As a programmer who has just started learning to code against LLMs I can understand this pov but I have seen some advantages to using langchain. I have worked with a number of different models: a bunch of local exllama, openai to name a couple. I experimented with some different vector stores & embeddings. Having the same interface for everything made it easy to swap around and still know how to use the new tools. The prompts do feel like a mess though. That said, I was a little frustrated when I couldn’t easily use some advanced Spacy features with their embedding API. If I was writing an app and knew already the entire set of tools I would be using then I could understand langchain being overkill.
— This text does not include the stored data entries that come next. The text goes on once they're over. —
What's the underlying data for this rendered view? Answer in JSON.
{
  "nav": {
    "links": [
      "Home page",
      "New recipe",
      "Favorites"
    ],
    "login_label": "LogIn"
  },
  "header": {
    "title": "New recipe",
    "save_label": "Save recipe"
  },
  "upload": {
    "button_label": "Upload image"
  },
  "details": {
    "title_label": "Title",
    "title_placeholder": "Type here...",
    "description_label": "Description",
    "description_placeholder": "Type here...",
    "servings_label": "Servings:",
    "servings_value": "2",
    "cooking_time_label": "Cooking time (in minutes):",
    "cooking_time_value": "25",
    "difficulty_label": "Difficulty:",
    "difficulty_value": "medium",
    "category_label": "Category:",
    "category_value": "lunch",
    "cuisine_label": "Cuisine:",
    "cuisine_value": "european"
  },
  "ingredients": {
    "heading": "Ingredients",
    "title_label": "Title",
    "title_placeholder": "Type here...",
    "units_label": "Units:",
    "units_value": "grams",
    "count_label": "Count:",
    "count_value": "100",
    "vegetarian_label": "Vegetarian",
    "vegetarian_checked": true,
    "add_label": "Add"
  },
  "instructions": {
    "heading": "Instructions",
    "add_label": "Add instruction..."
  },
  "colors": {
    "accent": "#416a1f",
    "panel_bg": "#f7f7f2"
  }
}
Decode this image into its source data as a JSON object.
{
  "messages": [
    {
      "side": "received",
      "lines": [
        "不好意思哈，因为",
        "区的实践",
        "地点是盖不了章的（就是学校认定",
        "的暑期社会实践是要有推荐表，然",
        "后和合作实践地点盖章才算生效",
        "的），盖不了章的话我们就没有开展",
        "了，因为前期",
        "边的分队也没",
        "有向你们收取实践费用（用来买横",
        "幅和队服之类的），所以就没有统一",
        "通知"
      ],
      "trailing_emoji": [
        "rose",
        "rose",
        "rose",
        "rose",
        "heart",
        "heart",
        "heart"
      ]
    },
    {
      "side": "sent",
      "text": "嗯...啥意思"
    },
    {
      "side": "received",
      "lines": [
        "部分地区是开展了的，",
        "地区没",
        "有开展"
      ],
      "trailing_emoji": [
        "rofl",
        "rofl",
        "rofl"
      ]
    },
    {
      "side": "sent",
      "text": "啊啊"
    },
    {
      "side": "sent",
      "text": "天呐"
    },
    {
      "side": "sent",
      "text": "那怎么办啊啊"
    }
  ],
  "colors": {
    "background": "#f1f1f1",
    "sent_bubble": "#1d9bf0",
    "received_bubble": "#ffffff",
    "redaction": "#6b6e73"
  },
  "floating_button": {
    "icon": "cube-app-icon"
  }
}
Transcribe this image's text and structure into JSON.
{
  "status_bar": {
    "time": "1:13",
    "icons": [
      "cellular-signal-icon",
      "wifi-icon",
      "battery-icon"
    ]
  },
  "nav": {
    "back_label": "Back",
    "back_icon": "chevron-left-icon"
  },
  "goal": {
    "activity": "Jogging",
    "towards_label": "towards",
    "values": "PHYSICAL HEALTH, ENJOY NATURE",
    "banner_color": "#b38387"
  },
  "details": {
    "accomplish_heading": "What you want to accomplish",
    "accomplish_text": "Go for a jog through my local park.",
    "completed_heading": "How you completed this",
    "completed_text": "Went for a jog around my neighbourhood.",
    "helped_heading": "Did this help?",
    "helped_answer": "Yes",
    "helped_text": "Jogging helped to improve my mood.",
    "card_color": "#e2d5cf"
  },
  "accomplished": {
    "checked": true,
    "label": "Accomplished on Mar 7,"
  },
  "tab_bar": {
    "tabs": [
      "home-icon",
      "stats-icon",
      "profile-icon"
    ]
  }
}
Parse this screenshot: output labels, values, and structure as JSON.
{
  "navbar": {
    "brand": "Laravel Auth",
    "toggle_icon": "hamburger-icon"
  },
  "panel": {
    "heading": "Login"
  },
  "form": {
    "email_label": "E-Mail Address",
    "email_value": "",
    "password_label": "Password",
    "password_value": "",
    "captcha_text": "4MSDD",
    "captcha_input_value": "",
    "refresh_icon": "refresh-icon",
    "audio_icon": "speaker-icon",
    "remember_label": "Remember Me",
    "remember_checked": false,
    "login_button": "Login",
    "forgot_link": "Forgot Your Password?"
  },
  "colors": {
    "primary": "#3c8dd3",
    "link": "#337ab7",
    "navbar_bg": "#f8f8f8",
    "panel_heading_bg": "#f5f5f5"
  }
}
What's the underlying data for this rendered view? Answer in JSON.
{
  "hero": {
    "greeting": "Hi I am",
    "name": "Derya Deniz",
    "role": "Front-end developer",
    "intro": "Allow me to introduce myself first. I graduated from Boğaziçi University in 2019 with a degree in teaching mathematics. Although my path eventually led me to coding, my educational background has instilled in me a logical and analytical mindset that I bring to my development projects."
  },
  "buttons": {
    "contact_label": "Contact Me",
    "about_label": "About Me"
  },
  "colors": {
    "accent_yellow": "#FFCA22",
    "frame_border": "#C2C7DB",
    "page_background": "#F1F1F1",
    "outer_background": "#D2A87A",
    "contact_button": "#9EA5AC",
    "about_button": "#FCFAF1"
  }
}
@googleyoutubechannel8554 4 ай бұрын

"So the problem is probably not in the context..." Probably? Probably? The context at this stage is just a text string that _your code created_ (well shitty langchain), and after the first prompt/response, it's still just a string that you can read! It's madness that people are still using langchain, a system that hides the most important and relevant information the dev needs, and it' just a simple text string?! Any system for developing useful tools against LLMs should do the exact opposite of how langchain works at development time. The full prompt history, in a request / response format, should be the #1 feature of any LLM dev toolchain. And it's easy to do this, it's a bunch of human readable STRINGs. Y'all still don't understand why it's a problem the way you're developing (slowly) with langchain. Unbelievable.

@yanakristian5903 8 ай бұрын

Hi, this prompt somehow does not work for the model: Photolens/llama-2-7b-langchain-chat. If I put the SYS message outside the [INST] I get better results. But still sometimes, instead of having just one answer, I get several separated by [/INST] Or sometimes I get results with some json formatting inside. I have noticed this happens when the question is not in the context and the model has difficulty answering it.

@Florian_2066 8 ай бұрын

Hi, thanks for your feedback. I have same issue with LLAMA 2 7b. I wondered which system prompt do you use ?

@JamieGumb 2 ай бұрын

The line together.Models.start("togethercomputer/llama-2-70b-chat") gives an error: AttributeError Traceback (most recent call last) in () ----> 1 together.Models.start("togethercomputer/llama-2-70b-chat") AttributeError: type object 'Models' has no attribute 'start' Despite all previous code was running and executed.